Gabriel ne m'a peut-être pas vu mais Lou, elle oui. Elle profite même de son inattention pour me sauter dessus. Véritablement. Son poing s'abat sur ma joue en un rien de temps. Je suis sonnée. J'essaie de répliquer. Je sais, je veux en finir, seulement je ne me laisserais pas avoir si facilement. Je reste fière malgré tout. Je n'ai pas survécu à tout ça pour plier le genou dès le premier coup. Bizarrement, elle n'a pas utilisé sa force, son aura n'est pas venue renforcer son poing. Etonnant. Je suis pourtant à sa merci. Faible. Et sans aucun repère. « Anna ! » Gabriel m'attrape le bras. Je ne veux pas fuir, plus maintenant. La seule chose dont j'ai besoin, c'est de mon frère. Mais il s'est détourné. Il a disparu. Comme envoler.

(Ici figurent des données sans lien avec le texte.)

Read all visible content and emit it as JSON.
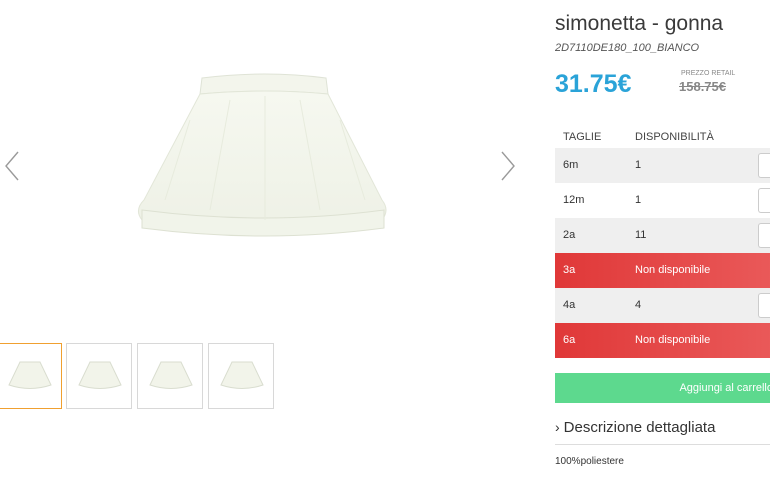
{
  "product": {
    "title": "simonetta - gonna",
    "sku": "2D7110DE180_100_BIANCO",
    "price": "31.75€",
    "retail_label": "PREZZO RETAIL",
    "retail_price": "158.75€"
  },
  "sizes_table": {
    "headers": [
      "TAGLIE",
      "DISPONIBILITÀ"
    ],
    "rows": [
      {
        "size": "6m",
        "availability": "1",
        "status": "available"
      },
      {
        "size": "12m",
        "availability": "1",
        "status": "available"
      },
      {
        "size": "2a",
        "availability": "11",
        "status": "available"
      },
      {
        "size": "3a",
        "availability": "Non disponibile",
        "status": "unavailable"
      },
      {
        "size": "4a",
        "availability": "4",
        "status": "available"
      },
      {
        "size": "6a",
        "availability": "Non disponibile",
        "status": "unavailable"
      }
    ]
  },
  "actions": {
    "add_to_cart": "Aggiungi al carrello"
  },
  "description": {
    "toggle_label": "Descrizione dettagliata",
    "text": "100%poliestere"
  },
  "gallery": {
    "thumbnail_count": 4,
    "active_thumbnail": 0,
    "prev_icon": "chevron-left-icon",
    "next_icon": "chevron-right-icon"
  },
  "colors": {
    "price": "#2aa3d8",
    "unavailable": "#e03838",
    "add_button": "#5dd98e",
    "active_thumb_border": "#f0a030"
  }
}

— Où tu crois aller avec elle ?
— Loin de toi ! Tu es devenue folle ! As-tu vraiment oublié qui ils sont ? Ce qu'ils représentent ?
— Qui ils sont ! Ils ne sont rien! Tu ne l'as pas encore compris, Gabriel? C'est Omaël, l'origine de la légende! Tout ça pour eux! Pour les protéger! Ils ne représentent rien, aucun espoir.
— Tu te trompes ! Elle est ma moitié !
— Et alors ?
Ils se disputent comme des enfants. Lou en a profité pour se rapprocher encore de nous. La voilà, qui nous attaque. Cette fois avec l’aide de son pouvoir. Le choc est violent. Je percute de plein fouet, l’arbre situé à la lisière des bois. Quand je relève la tête, je la vois, elle fonce à nouveau sur moi. Je ferme les yeux, cette fois, ça va faire très mal. Mais rien n’arrive. Quand j’ouvre mes paupières, je vois le visage de Gabriel à quelques centimètres du mien. Déformé par la douleur.
— « Gabriel...
— Je vais bien. Ecoute-moi, Anna. Tu dois fuir. Nous trouverons un moyen de faire revenir ton frère.
— Je... Je ne pars pas sans toi! »
Il hoche la tête, se remet debout. Lou croit être sur le point de gagner. Remarque, c'est pratiquement vrai. Elle a gagné mon frère. Mon frère est du côté de la crèche. Je suis perdue. Elle se prépare, son prochain coup sera surement le dernier. Je lance un regard plein de désespoir à Gabriel. « Accroche-toi. » A ces mots et sans en être consciente mes bras s'enroulent autour de son cou. Au moment exact où Lou amorce son coup, Gabriel prend son envol. Nous prenons la fuite accompagnée d'un cri de rage, et de mes larmes qui coulent.